By anemptygun on Flickr

Well, it's not a good idea, but you can, according to the New York Daily News. They've got a story about Robert McMinn and Jules Corkery, who are raising three hens in their one bedroom in Queens.

The Serama hens, a small domesticated breed that typically weighs about a pound, nest in a converted ferret cage in the living room, McMinn said.

They have the run of the apartment — except for the bedroom — and lay about two eggs each a week. They also have a litter box of sand so they can give themselves cleansing dust baths.

But "they poop everywhere," said McMinn, who uses the droppings to fertilize the soil in nearby community gardens.

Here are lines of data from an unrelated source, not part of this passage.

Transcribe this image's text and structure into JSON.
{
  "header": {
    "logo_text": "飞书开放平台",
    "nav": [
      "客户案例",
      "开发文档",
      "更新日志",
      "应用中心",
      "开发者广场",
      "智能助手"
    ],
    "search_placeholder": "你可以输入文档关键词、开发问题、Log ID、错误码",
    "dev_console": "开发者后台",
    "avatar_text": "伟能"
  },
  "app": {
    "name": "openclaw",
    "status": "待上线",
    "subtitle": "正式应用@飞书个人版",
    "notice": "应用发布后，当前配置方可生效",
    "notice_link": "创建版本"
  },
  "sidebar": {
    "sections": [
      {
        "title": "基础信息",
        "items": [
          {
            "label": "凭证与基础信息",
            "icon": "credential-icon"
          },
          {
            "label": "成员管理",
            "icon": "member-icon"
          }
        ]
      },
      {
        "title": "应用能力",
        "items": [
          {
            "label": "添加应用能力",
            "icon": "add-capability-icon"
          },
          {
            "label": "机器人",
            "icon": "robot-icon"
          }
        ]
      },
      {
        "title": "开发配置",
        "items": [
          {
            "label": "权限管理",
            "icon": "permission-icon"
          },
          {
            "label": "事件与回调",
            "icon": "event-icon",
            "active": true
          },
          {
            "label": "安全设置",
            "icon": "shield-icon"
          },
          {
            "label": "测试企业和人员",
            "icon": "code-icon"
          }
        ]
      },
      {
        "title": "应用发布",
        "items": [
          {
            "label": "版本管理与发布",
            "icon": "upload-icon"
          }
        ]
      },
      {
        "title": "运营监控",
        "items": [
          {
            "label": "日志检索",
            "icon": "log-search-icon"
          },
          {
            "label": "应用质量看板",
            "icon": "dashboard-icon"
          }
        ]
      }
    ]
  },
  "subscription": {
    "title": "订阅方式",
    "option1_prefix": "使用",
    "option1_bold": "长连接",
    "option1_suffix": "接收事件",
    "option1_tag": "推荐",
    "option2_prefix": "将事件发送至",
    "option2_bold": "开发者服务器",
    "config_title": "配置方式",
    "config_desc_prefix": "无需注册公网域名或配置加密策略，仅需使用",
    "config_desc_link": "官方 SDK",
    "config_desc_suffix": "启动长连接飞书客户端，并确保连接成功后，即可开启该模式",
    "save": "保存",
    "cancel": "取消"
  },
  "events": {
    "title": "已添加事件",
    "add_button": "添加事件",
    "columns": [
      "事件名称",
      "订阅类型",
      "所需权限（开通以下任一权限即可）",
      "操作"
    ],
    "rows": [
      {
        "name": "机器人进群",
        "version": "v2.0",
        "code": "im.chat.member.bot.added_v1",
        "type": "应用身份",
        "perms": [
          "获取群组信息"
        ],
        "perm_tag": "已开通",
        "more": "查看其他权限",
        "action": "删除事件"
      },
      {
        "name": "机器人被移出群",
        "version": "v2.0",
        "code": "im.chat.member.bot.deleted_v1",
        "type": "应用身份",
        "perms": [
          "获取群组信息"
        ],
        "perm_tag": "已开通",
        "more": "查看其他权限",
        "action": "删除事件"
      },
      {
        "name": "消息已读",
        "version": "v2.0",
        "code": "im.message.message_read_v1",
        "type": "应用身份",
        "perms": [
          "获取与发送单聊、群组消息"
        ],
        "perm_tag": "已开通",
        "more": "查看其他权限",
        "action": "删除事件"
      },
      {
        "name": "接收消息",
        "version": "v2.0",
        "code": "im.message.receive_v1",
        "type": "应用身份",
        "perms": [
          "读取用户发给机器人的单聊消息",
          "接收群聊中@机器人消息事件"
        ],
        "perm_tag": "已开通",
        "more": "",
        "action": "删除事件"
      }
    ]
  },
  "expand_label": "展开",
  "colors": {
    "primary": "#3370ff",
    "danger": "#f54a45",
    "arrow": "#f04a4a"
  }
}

The two give talks about urban chicken-raising at their local library, and McMinn also hosts a radio program called the Bucky Buckaw Backyard Chicken Broadcast. But they're quick to make it clear that they don't recommend raising the birds indoors. Chickens need to give themselves dust baths. They need to eat bugs. And, again, they need to poop everywhere all the time. All these things are less messy outside.

It can be a tall order to find a New York apartment with yard access, though, so if you absolutely must share studio space with your chickens, it's essential to give them sand to bathe in, take them outside regularly, get them adequate sunlight and room to exercise, and maybe look into bird diapers.